“ESG financing” is an approach to investment and lending activity with consideration for Environment, Social, and Governance (ESG)-related information to emphasize long-term strategy when the value of a company is analyzed and evaluated. The trend toward ESG-conscious financing is rapidly gaining momentum around the world.
Issues that should be addressed through ESG financing include various environmental and social challenges that exist globally―among them are climate change, biodiversity conservation, and the advent of a circular economy. Looking at climate change in particular, steps toward decarbonization are currently underway in Japan based on the government’s 2050 Carbon Neutral Declaration, which aims to “reduce greenhouse gas emissions in Japan to net zero by 2050.” Additionally, Ministry of the Environment and Ministry of Economy, Trade and Industry prepared a document titled “Disclosure and Engagement Guidance to Accelerate Sustainable Finance for a Circular Economy” and released it to the public on January 19, 2021.

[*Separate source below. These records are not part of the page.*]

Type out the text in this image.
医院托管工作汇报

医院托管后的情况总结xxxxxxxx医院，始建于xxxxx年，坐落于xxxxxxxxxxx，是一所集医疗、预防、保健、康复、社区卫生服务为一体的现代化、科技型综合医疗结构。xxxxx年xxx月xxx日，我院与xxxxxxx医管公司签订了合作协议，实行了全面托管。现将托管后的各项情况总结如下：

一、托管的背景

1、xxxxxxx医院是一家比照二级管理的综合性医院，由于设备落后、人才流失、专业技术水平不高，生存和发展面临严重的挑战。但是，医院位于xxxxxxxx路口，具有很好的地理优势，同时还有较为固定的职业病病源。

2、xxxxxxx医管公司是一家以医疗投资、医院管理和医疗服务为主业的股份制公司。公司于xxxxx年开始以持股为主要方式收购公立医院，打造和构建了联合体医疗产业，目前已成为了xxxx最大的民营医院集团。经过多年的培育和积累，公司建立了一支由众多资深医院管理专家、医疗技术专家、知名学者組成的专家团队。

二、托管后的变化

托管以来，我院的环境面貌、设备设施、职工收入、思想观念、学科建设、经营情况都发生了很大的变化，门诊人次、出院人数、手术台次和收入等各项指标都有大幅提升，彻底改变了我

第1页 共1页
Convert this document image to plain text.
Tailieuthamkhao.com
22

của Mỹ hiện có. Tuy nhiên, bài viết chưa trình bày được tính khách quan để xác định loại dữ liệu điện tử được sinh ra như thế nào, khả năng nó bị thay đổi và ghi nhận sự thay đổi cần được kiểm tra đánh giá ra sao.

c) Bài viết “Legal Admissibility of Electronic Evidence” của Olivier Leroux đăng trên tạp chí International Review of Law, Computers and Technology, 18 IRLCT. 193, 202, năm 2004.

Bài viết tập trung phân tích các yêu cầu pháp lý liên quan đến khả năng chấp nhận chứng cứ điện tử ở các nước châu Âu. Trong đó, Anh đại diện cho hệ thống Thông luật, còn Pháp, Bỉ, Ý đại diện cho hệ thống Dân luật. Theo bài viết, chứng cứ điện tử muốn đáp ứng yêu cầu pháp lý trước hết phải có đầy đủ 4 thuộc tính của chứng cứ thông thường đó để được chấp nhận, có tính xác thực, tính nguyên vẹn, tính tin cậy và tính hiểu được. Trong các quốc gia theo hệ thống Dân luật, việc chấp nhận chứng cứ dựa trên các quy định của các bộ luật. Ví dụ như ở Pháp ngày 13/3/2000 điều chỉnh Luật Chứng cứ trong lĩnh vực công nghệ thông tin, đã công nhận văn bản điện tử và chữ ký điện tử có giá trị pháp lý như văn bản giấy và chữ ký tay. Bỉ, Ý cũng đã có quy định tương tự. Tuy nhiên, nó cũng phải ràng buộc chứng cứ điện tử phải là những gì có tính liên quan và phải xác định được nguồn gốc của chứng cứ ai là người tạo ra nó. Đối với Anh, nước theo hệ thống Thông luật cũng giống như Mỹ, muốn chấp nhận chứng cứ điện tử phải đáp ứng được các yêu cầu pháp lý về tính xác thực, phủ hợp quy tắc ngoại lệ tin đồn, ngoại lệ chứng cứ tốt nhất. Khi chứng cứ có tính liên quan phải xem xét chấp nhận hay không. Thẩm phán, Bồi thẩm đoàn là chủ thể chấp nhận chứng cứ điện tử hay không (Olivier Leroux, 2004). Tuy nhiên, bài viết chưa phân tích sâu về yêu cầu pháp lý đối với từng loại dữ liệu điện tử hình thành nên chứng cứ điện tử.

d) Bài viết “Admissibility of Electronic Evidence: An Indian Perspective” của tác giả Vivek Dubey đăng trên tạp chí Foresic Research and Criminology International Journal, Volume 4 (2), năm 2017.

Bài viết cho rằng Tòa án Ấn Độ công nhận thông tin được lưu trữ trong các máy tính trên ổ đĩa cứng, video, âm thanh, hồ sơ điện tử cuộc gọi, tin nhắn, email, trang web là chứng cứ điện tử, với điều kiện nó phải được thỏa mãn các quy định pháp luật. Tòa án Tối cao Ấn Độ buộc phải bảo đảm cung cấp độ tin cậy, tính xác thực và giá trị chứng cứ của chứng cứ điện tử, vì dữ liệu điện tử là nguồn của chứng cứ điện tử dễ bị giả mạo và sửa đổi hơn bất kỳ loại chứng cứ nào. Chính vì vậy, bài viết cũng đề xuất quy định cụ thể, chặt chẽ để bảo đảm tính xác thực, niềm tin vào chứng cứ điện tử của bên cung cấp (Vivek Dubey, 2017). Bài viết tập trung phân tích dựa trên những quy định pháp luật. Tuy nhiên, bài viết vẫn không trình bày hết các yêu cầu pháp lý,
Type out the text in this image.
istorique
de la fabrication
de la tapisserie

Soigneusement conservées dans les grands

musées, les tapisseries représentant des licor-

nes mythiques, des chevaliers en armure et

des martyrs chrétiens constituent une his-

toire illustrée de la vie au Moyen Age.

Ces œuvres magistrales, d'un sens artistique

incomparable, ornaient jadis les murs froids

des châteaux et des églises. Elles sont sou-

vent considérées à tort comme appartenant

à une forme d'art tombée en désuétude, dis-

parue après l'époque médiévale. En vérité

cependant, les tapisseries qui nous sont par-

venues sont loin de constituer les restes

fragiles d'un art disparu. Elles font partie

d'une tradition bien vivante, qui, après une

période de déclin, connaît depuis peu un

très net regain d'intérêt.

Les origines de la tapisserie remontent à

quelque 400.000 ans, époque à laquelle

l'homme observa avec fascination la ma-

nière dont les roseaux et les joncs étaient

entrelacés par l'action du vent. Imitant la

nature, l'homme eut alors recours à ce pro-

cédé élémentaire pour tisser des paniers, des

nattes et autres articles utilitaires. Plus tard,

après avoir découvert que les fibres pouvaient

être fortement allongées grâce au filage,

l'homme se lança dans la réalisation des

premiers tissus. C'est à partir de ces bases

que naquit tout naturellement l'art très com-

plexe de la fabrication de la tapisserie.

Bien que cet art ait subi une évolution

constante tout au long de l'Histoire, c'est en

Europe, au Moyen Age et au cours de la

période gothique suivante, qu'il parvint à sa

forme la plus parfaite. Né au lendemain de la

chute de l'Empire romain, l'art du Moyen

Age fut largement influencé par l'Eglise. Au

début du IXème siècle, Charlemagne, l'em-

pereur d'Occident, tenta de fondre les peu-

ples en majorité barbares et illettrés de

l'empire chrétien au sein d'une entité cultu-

As economic recovery from the COVID-19 pandemic picks up speed throughout the world, a concept called “green recovery” is gaining traction. Rather than prioritizing economic policies over environmental and social policies, this concept aims to use the current opportunity to further promote climate action, achieve a circular economy, and shift toward social and economic models that are more resilient against disasters and infectious diseases. In view of this global trend, it seems certain that the ESG perspective will continue receiving special attention in investment and lending.